Island. Schwefelgeruch am Gletscherfluss, mehr Erdbeben und ein neuer Schmelzkessel: Angesichts auffälliger Veränderungen am Öræfajökull wurde nun die Bereitschaft an dem Gletschervulkan im Süden Islands erhöht. Das meteorologisches Institut (Veðurstofa) hat außerdem den Farbcode der Flugkarte für den Öræfajökull von grün (normal) auf gelb (erhöhte Aktivität) geändert.
„Es gibt keine Anzeichen für einen bevorstehenden Vulkanausbruch“, heißt es zwar in der Pressemitteilung der Abteilung für Zivilschutz der Polizei. Doch aufgrund der verschiedenen Anzeichen für erhöhte Aktivität wird die Gegend nun besonders überwacht.
Ende Oktober waren bereits zusätzliche seismische Überwachungsstationen an dem Berg eingerichtet worden, weil die Zahl der Erdbeben dort zugenommen hatte. Erst vor kurzem wurde das bisher stärkste dort mit 3,5 gemessen.
Die Erdbeben sind jedoch nur eines der Zeichen, die zurzeit Aufmerksamkeit auf den Öræfajökull lenken.

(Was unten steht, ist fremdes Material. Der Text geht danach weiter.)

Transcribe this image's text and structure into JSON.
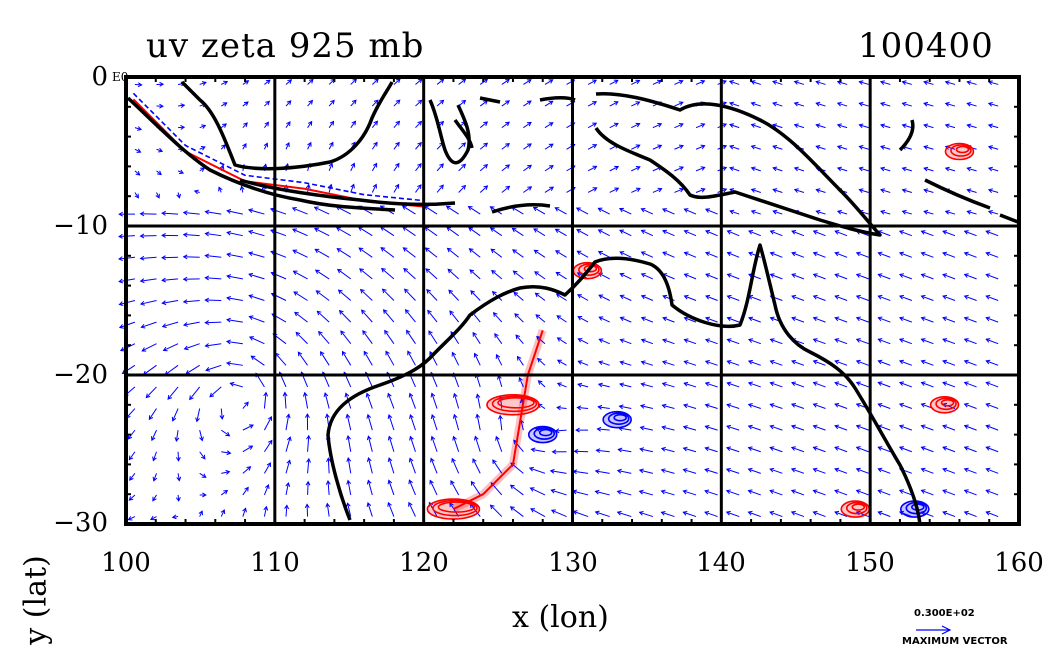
{
  "title_left": "uv zeta 925 mb",
  "title_right": "100400",
  "x_axis_label": "x (lon)",
  "y_axis_label": "y (lat)",
  "y_top_exponent": "E0",
  "reference_vector": {
    "value": "0.300E+02",
    "label": "MAXIMUM VECTOR"
  },
  "x_ticks": [
    "100",
    "110",
    "120",
    "130",
    "140",
    "150",
    "160"
  ],
  "y_ticks": [
    "0",
    "−10",
    "−20",
    "−30"
  ],
  "colors": {
    "vectors": "#0000ff",
    "positive_vorticity": "#ff0000",
    "negative_vorticity": "#0000ff",
    "coastline": "#000000",
    "positive_fill": "#ffc8c8",
    "negative_fill": "#c8c8ff"
  },
  "chart_data": {
    "type": "vector_field_map",
    "title": "uv zeta 925 mb",
    "xlabel": "x (lon)",
    "ylabel": "y (lat)",
    "xlim": [
      100,
      160
    ],
    "ylim": [
      -30,
      0
    ],
    "grid": true,
    "xticks": [
      100,
      110,
      120,
      130,
      140,
      150,
      160
    ],
    "yticks": [
      0,
      -10,
      -20,
      -30
    ],
    "circulation_centers": [
      {
        "type": "anticyclone",
        "lon": 108,
        "lat": -21
      },
      {
        "type": "cyclonic_low",
        "lon": 127,
        "lat": -25
      },
      {
        "type": "trough",
        "lon": 133,
        "lat": -21
      }
    ],
    "positive_vorticity_regions": [
      {
        "lon": 126,
        "lat": -22
      },
      {
        "lon": 122,
        "lat": -29
      },
      {
        "lon": 131,
        "lat": -13
      },
      {
        "lon": 155,
        "lat": -22
      },
      {
        "lon": 149,
        "lat": -29
      },
      {
        "lon": 156,
        "lat": -5
      }
    ],
    "negative_vorticity_regions": [
      {
        "lon": 128,
        "lat": -24
      },
      {
        "lon": 153,
        "lat": -29
      },
      {
        "lon": 133,
        "lat": -23
      }
    ]
  }
}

Am Gletscherfluss Kvíá wurde Schwefelgeruch festgestellt. Außerdem zeigten Luftbilder, dass sich ein neuer Kessel innerhalb der alten, vergletscherten Caldera gebildet hat, mit einem Durchmesser von etwa einem Kilometer. Veðurstofa erklärte in einer Pressemitteilung, man gehe davon aus, dass geothermische Aktivität für die Schmelze unter dem neuen Krater verantwortlich ist. Das Wasser fließe über den Fluss Kvíá ab. Schwefelgeruch ist typisch für geothermisches Wasser.
Polizisten wurden nun vorerst an der Brücke der Ringstraße (Nationalstraße 1) über den Fluss Kvíá postiert. Wissenschaftler sind erneut über den Gletschervulkan geflogen, haben Messungen durchgeführt und auch Proben genommen.
Der Öræfajökull (wörtlich Einödegletscher) ist ein Ausläufer von Islands größtem Gletscher, dem Vatnajökull. Der gleichnamige Vulkan darunter ist seit der Besiedlung Islands nur zweimal ausgebrochen: Einmal 1362, was verheerend gewesen sein muss, und einmal 1727. Sein höchster Gipfel, Hvannadalshnúkur, ist mit 2110 Metern die höchste Erhebung Islands. Das Problem bei Gletschervulkanen ist zum einen die darauffolgende Überschwemmung. Die Ringstraße führt dicht daran vorbei, es gibt auch vereinzelte Siedlungen dort. Zu einem anderen Problem kann bei ungünstigen Bedingungen die Aschewolke werden: 2010 legte der Eyjafjallajökull den Flugverkehr in halb Europa lahm.